Kerala’s Vehicle-to-Grid Leap Redefines EV Charging
All India EV welcomes Kerala’s latest leap toward clean transportation. At a ceremony hosted at ANERT headquarters, the state rolled out a tightly-integrated package of initiatives that show what next-generation charging infrastructure can look like when mobility and power planners work from the same blueprint. Kerala’s Vehicle-to-Grid pilot proves parked EVs can stabilise the grid while drivers recharge on their own schedule.
India’s First Vehicle-to-Grid (V2G) Showcase
Kerala, in partnership with the India Smart Grid Forum and backed by technical support from the University of Delaware, demonstrated live bidirectional power flow using retrofitted Tata Nexon EVs. The pilot proves that parked EVs can become flexible storage, exporting energy back to the grid during peak demand and recharging off-peak—an essential step if India is to run a higher share of renewables without destabilising the system.
One App, All Chargers
ANERT’s in-house team also launched EZ4EV, Kerala’s first unified charging application. Drivers can now:
- see real-time charger availability
- plan trips door-to-door
- pay tariff-based bills (no third-party mark-ups)
- access 18 public stations across the state from a single dashboard
Unified apps are the missing link in customer experience; Kerala just filled that gap.
Customer-First Infrastructure
Charging downtime just became productive. The state opened a dedicated EV customer lounge—air-conditioned, with refreshments, Wi-Fi, news and washrooms—right inside the ANERT campus. It’s a small touch, but it turns charging from a chore into a coffee break.
Solar-Powered Battery Storage
Rounding out the launch was a 100 kW / 150 kWh grid-interactive solar battery energy-storage system. The installation keeps the campus running on solar power after sundown, eliminates diesel generators and feeds surplus clean energy back to the local network.

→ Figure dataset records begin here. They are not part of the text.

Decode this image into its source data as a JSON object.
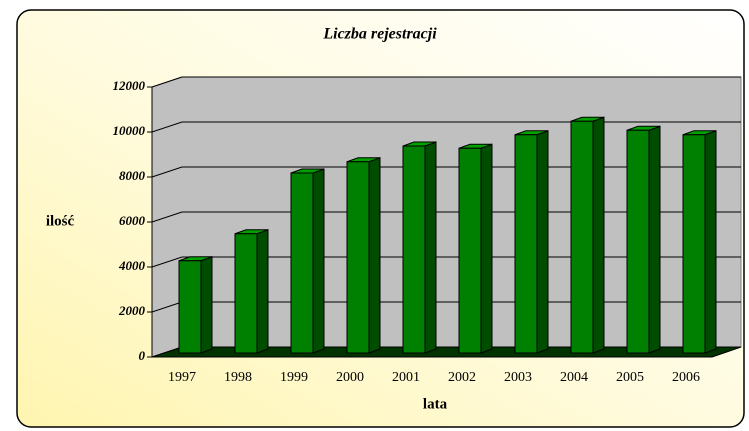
{
  "chart_data": {
    "type": "bar3d",
    "title": "Liczba  rejestracji",
    "x_label": "lata",
    "y_label": "ilość",
    "categories": [
      "1997",
      "1998",
      "1999",
      "2000",
      "2001",
      "2002",
      "2003",
      "2004",
      "2005",
      "2006"
    ],
    "values": [
      4100,
      5300,
      8000,
      8500,
      9200,
      9100,
      9700,
      10300,
      9900,
      9700
    ],
    "color": "#008000",
    "ylim": [
      0,
      12000
    ],
    "yticks": [
      0,
      2000,
      4000,
      6000,
      8000,
      10000,
      12000
    ],
    "grid": true
  }
}
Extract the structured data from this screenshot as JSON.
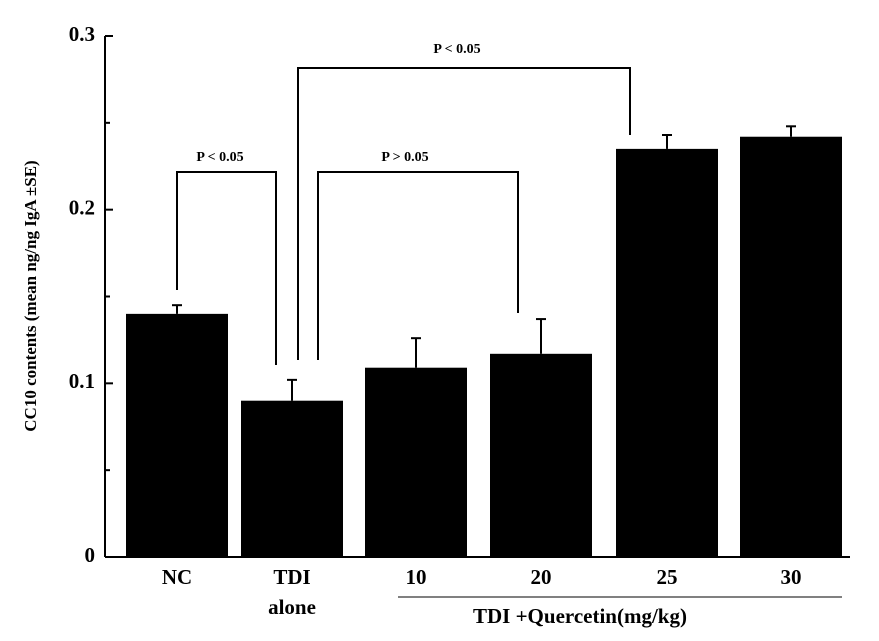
{
  "chart_data": {
    "type": "bar",
    "y_label": "CC10 contents (mean ng/ng IgA ±SE)",
    "categories": [
      "NC",
      "TDI alone",
      "10",
      "20",
      "25",
      "30"
    ],
    "group_label": "TDI +Quercetin(mg/kg)",
    "values": [
      0.14,
      0.09,
      0.109,
      0.117,
      0.235,
      0.242
    ],
    "errors": [
      0.005,
      0.012,
      0.017,
      0.02,
      0.008,
      0.006
    ],
    "color": "#000000",
    "ylim": [
      0,
      0.3
    ],
    "yticks": [
      0,
      0.1,
      0.2,
      0.3
    ],
    "annotations": [
      "P < 0.05",
      "P > 0.05",
      "P < 0.05"
    ]
  }
}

Why This Matters for the Rest of India
- Blueprint for state utilities – By combining V2G, a unified app, premium customer facilities and on-site storage, Kerala delivers a template that any state DISCOM can replicate.
- Stronger business case for EVs – Bidirectional charging opens revenue streams for fleet owners and utilities alike.
- Consumer confidence – A friction-free charging experience accelerates EV adoption more effectively than subsidies alone.
Kerala is leading by example… this V2G initiative sets a national precedent for how EVs can play an active role in energy management
Reji Kumar Pillai, president of the ISGF
The All India EV Take
We think Kerala just proved that the EV ecosystem is more than chargers and cars—it’s an energy platform. States planning their next round of FAME-III or state-level incentives should look closely at how Kerala stitched separate projects into one seamless user journey.
All India EV will track the performance data from this V2G pilot and share insights as they emerge. For now, kudos to ANERT and its partners for showing the country what an integrated, customer-centric EV future looks like.